Contrary to appellant's argument, this document is evidence of an arrangement whereby respondent pays interest on a series of loans and makes payment on the principal when funds become available to him—it is not evidence that respondent has no obligation to repay the loans. The district court did not err by granting summary judgment to respondents on appellant's claim under section 513.45(b).
II.
Appellant requested a continuance to conduct additional discovery, arguing to the district court that she detrimentally relied on the representations of respondents' attorneys that she would not need to engage in discovery to defend against their motions for summary judgment. The district court denied appellant's request:
[Appellant] refers generally to a "great deal more evidence" that [respondents] allegedly possess and to information "in the sole possession" of [respondents] but does not point to any specific documents or testimony that might help her defeat [respondents'] Motions for Summary Judgment. Moreover, [appellant] does not state which discovery motions are at issue or what requested information she needs in order to defend against the Motions for Summary Judgment.Appellant challenges the district court's resolution of this issue.
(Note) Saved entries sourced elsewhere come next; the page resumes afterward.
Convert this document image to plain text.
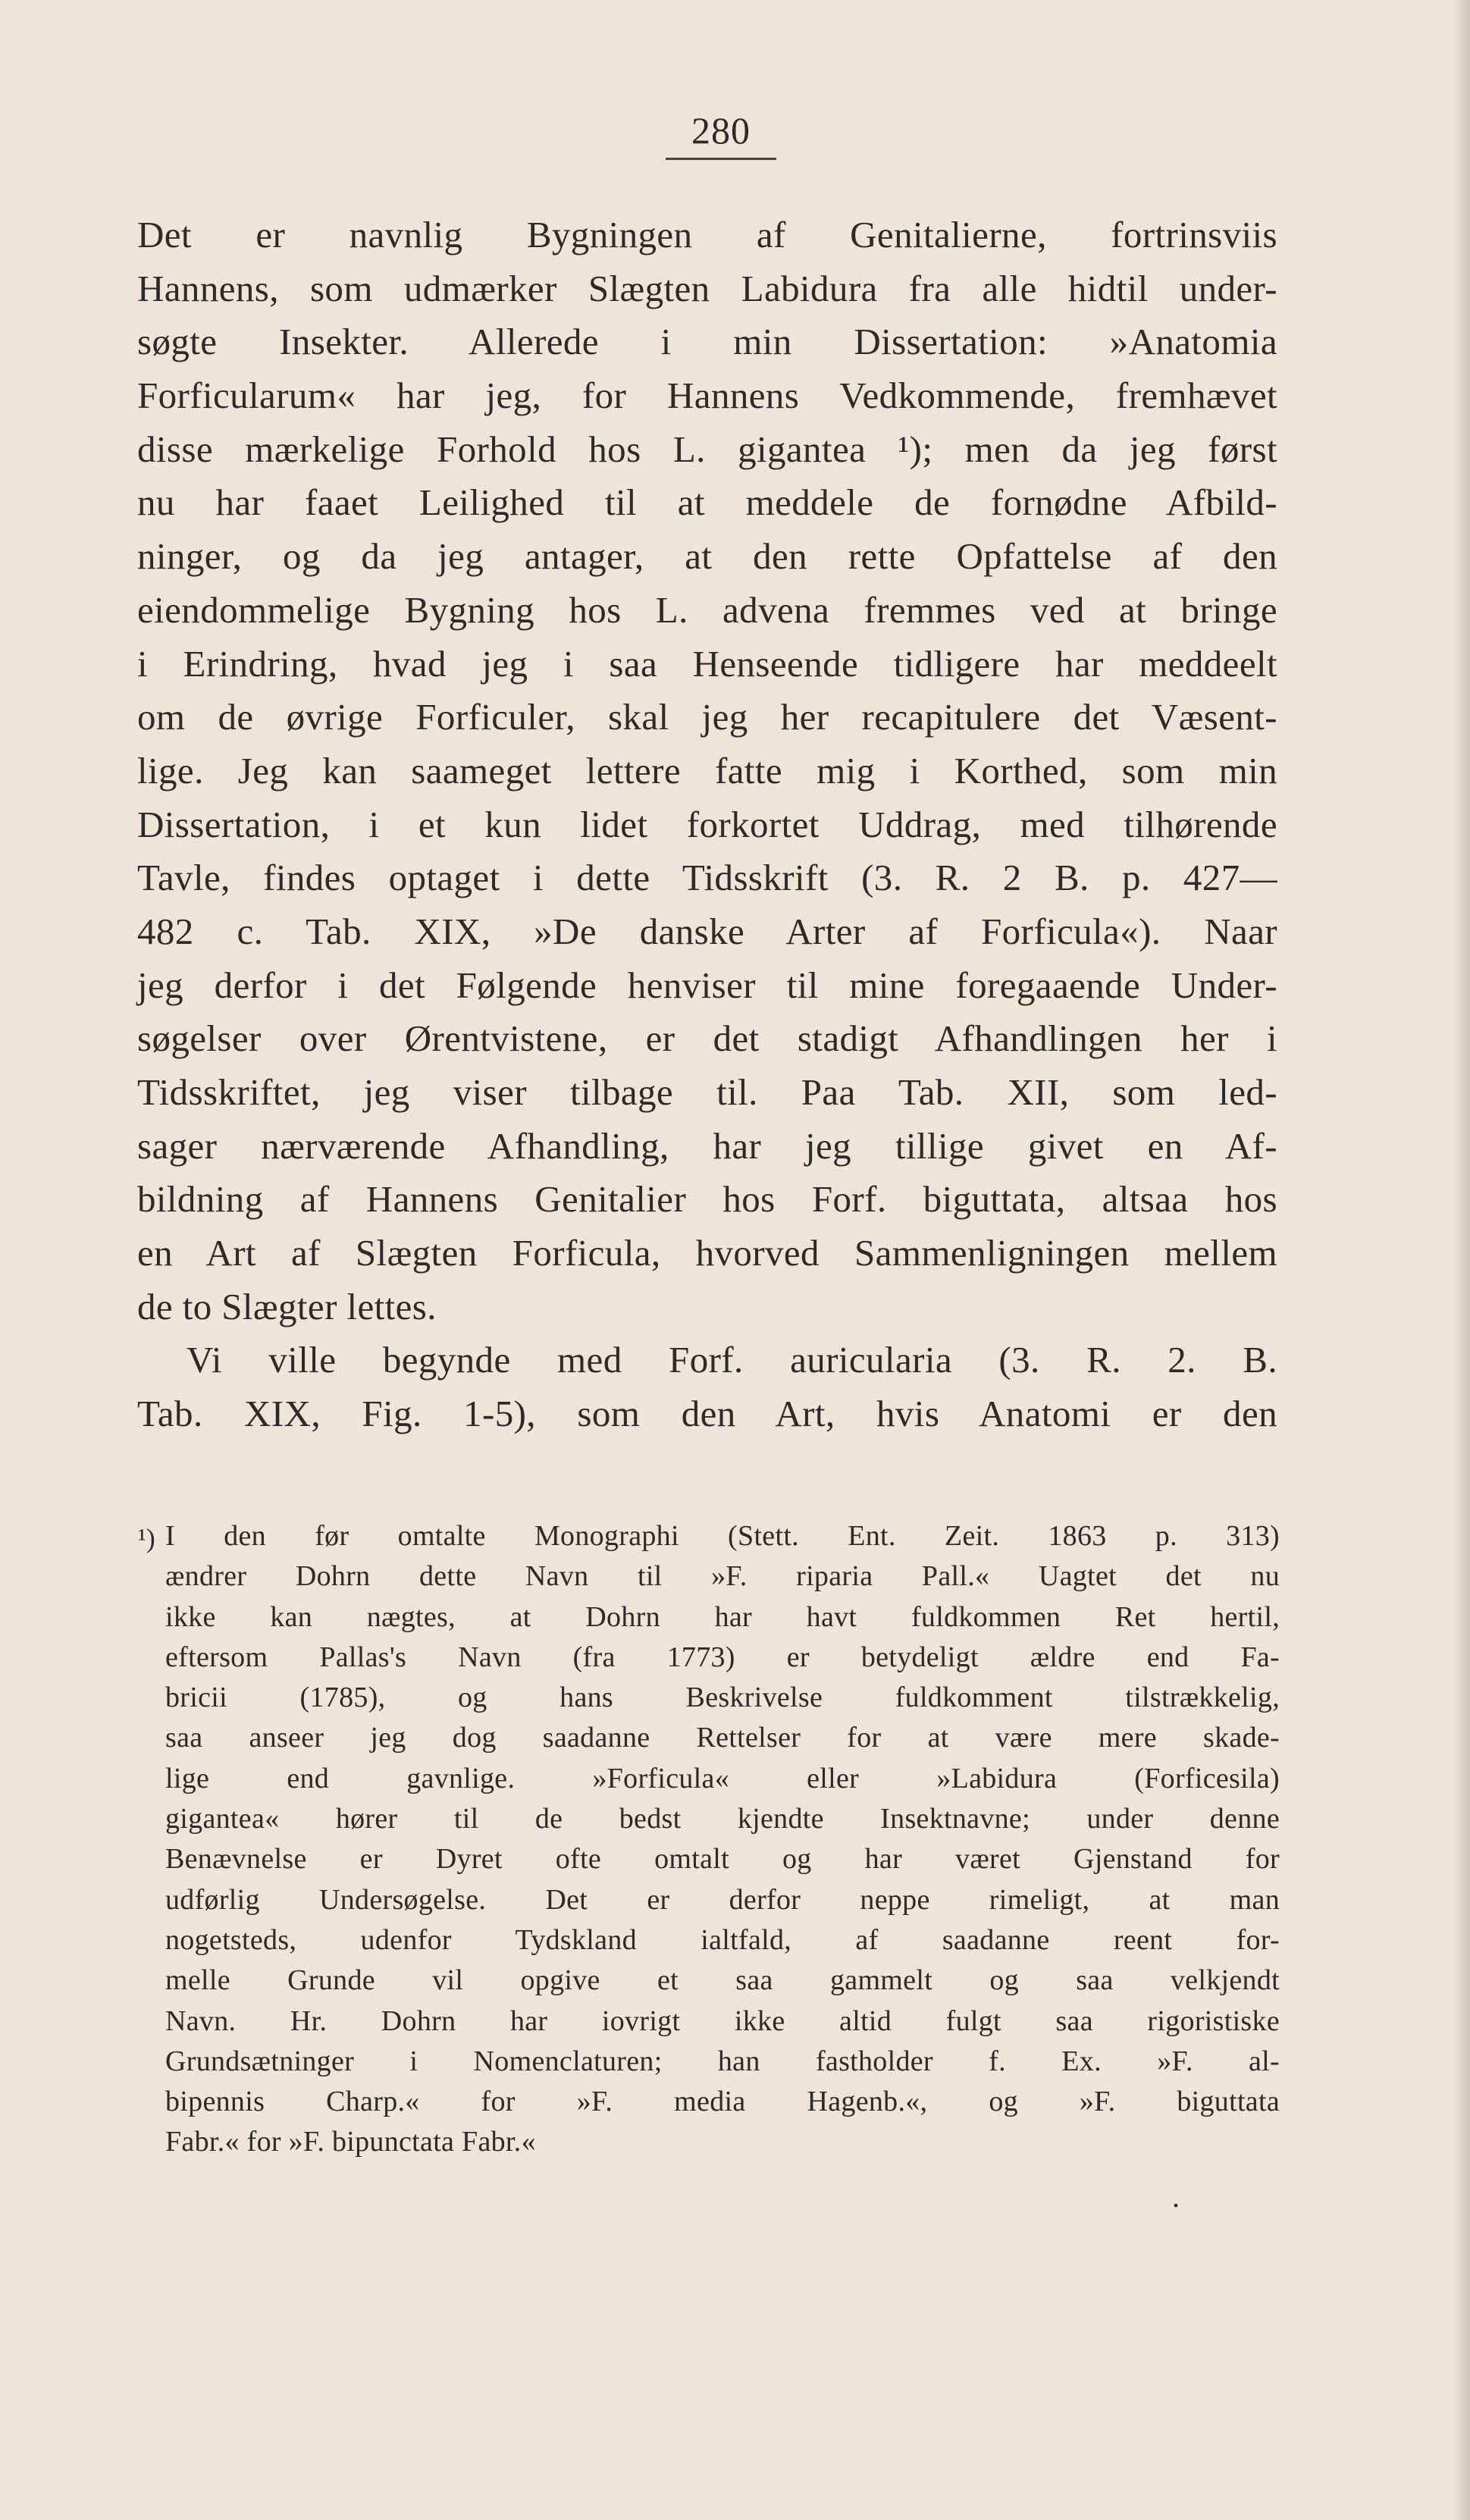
280
Det er navnlig Bygningen af Genitalierne, fortrinsviis
Hannens, som udmærker Slægten Labidura fra alle hidtil under-
søgte Insekter. Allerede i min Dissertation: »Anatomia
Forficularum« har jeg, for Hannens Vedkommende, fremhævet
disse mærkelige Forhold hos L. gigantea ¹); men da jeg først
nu har faaet Leilighed til at meddele de fornødne Afbild-
ninger, og da jeg antager, at den rette Opfattelse af den
eiendommelige Bygning hos L. advena fremmes ved at bringe
i Erindring, hvad jeg i saa Henseende tidligere har meddeelt
om de øvrige Forficuler, skal jeg her recapitulere det Væsent-
lige. Jeg kan saameget lettere fatte mig i Korthed, som min
Dissertation, i et kun lidet forkortet Uddrag, med tilhørende
Tavle, findes optaget i dette Tidsskrift (3. R. 2 B. p. 427—
482 c. Tab. XIX, »De danske Arter af Forficula«). Naar
jeg derfor i det Følgende henviser til mine foregaaende Under-
søgelser over Ørentvistene, er det stadigt Afhandlingen her i
Tidsskriftet, jeg viser tilbage til. Paa Tab. XII, som led-
sager nærværende Afhandling, har jeg tillige givet en Af-
bildning af Hannens Genitalier hos Forf. biguttata, altsaa hos
en Art af Slægten Forficula, hvorved Sammenligningen mellem
de to Slægter lettes.
Vi ville begynde med Forf. auricularia (3. R. 2. B.
Tab. XIX, Fig. 1-5), som den Art, hvis Anatomi er den
¹) I den før omtalte Monographi (Stett. Ent. Zeit. 1863 p. 313)
ændrer Dohrn dette Navn til »F. riparia Pall.« Uagtet det nu
ikke kan nægtes, at Dohrn har havt fuldkommen Ret hertil,
eftersom Pallas's Navn (fra 1773) er betydeligt ældre end Fa-
bricii (1785), og hans Beskrivelse fuldkomment tilstrækkelig,
saa anseer jeg dog saadanne Rettelser for at være mere skade-
lige end gavnlige. »Forficula« eller »Labidura (Forficesila)
gigantea« hører til de bedst kjendte Insektnavne; under denne
Benævnelse er Dyret ofte omtalt og har været Gjenstand for
udførlig Undersøgelse. Det er derfor neppe rimeligt, at man
nogetsteds, udenfor Tydskland ialtfald, af saadanne reent for-
melle Grunde vil opgive et saa gammelt og saa velkjendt
Navn. Hr. Dohrn har iovrigt ikke altid fulgt saa rigoristiske
Grundsætninger i Nomenclaturen; han fastholder f. Ex. »F. al-
bipennis Charp.« for »F. media Hagenb.«, og »F. biguttata
Fabr.« for »F. bipunctata Fabr.«
.
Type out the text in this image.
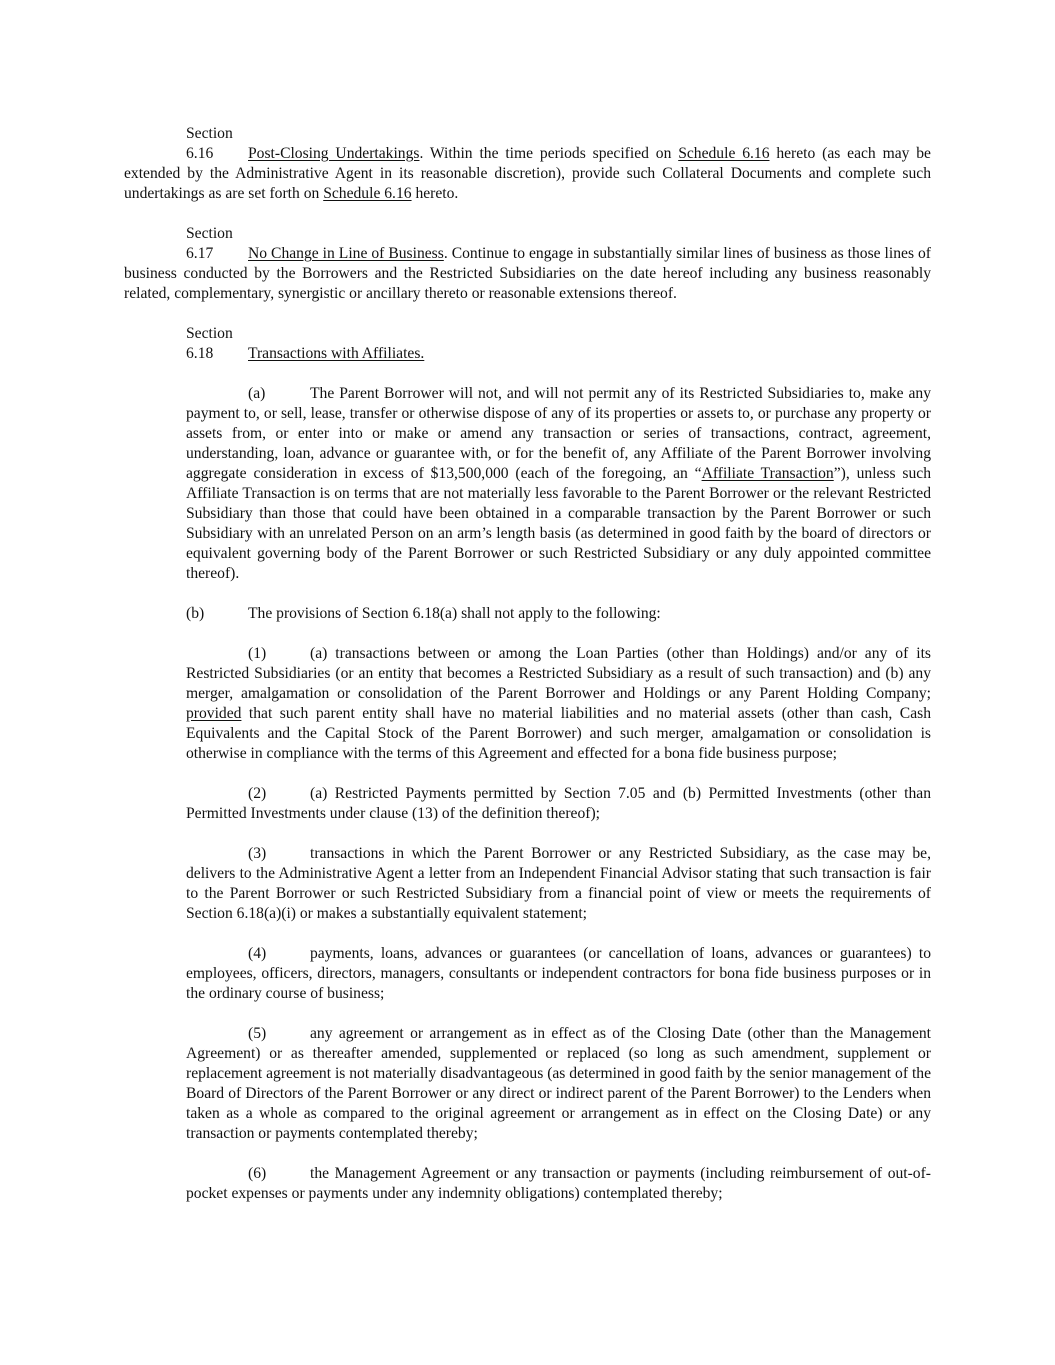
Section 6.16 Post-Closing Undertakings. Within the time periods specified on Schedule 6.16 hereto (as each may be extended by the Administrative Agent in its reasonable discretion), provide such Collateral Documents and complete such undertakings as are set forth on Schedule 6.16 hereto.

Section 6.17 No Change in Line of Business. Continue to engage in substantially similar lines of business as those lines of business conducted by the Borrowers and the Restricted Subsidiaries on the date hereof including any business reasonably related, complementary, synergistic or ancillary thereto or reasonable extensions thereof.

Section 6.18 Transactions with Affiliates.

(a)	The Parent Borrower will not, and will not permit any of its Restricted Subsidiaries to, make any payment to, or sell, lease, transfer or otherwise dispose of any of its properties or assets to, or purchase any property or assets from, or enter into or make or amend any transaction or series of transactions, contract, agreement, understanding, loan, advance or guarantee with, or for the benefit of, any Affiliate of the Parent Borrower involving aggregate consideration in excess of $13,500,000 (each of the foregoing, an “Affiliate Transaction”), unless such Affiliate Transaction is on terms that are not materially less favorable to the Parent Borrower or the relevant Restricted Subsidiary than those that could have been obtained in a comparable transaction by the Parent Borrower or such Subsidiary with an unrelated Person on an arm’s length basis (as determined in good faith by the board of directors or equivalent governing body of the Parent Borrower or such Restricted Subsidiary or any duly appointed committee thereof).

(b)	The provisions of Section 6.18(a) shall not apply to the following:

(1)	(a) transactions between or among the Loan Parties (other than Holdings) and/or any of its Restricted Subsidiaries (or an entity that becomes a Restricted Subsidiary as a result of such transaction) and (b) any merger, amalgamation or consolidation of the Parent Borrower and Holdings or any Parent Holding Company; provided that such parent entity shall have no material liabilities and no material assets (other than cash, Cash Equivalents and the Capital Stock of the Parent Borrower) and such merger, amalgamation or consolidation is otherwise in compliance with the terms of this Agreement and effected for a bona fide business purpose;

(2)	(a) Restricted Payments permitted by Section 7.05 and (b) Permitted Investments (other than Permitted Investments under clause (13) of the definition thereof);

(3)	transactions in which the Parent Borrower or any Restricted Subsidiary, as the case may be, delivers to the Administrative Agent a letter from an Independent Financial Advisor stating that such transaction is fair to the Parent Borrower or such Restricted Subsidiary from a financial point of view or meets the requirements of Section 6.18(a)(i) or makes a substantially equivalent statement;

(4)	payments, loans, advances or guarantees (or cancellation of loans, advances or guarantees) to employees, officers, directors, managers, consultants or independent contractors for bona fide business purposes or in the ordinary course of business;

(5)	any agreement or arrangement as in effect as of the Closing Date (other than the Management Agreement) or as thereafter amended, supplemented or replaced (so long as such amendment, supplement or replacement agreement is not materially disadvantageous (as determined in good faith by the senior management of the Board of Directors of the Parent Borrower or any direct or indirect parent of the Parent Borrower) to the Lenders when taken as a whole as compared to the original agreement or arrangement as in effect on the Closing Date) or any transaction or payments contemplated thereby;

(6)	the Management Agreement or any transaction or payments (including reimbursement of out-of-pocket expenses or payments under any indemnity obligations) contemplated thereby;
"Absent a clear abuse of discretion, a [district] court's decision regarding discovery will not be disturbed." Erickson v. MacArthur, 414 N.W.2d 406, 407 (Minn. 1987); see also City of Maple Grove v. Marketline Constr. Capital, LLC, 802 N.W.2d 809, 818 (Minn. App. 2011) ("We review a district court's denial of a motion for a continuance for an abuse of discretion). When deciding whether to grant a motion for a continuance, the district court considers two factors: "(1) whether the nonmoving party is seeking further discovery in the good faith belief that material facts will be uncovered, or is [the party] merely engaging in a fishing expedition; and (2) whether the nonmoving party has been diligent in obtaining or seeking discovery before requesting the continuance." City of Maple Grove, 802 N.W.2d at 818 (quotation omitted). Here, the district court determined that appellant was engaging in a fishing expedition because of the vague nature of her discovery-related request. On this record, the district court did not abuse its discretion by denying appellant's request for a continuance.
Affirmed in part, reversed in part, and remanded.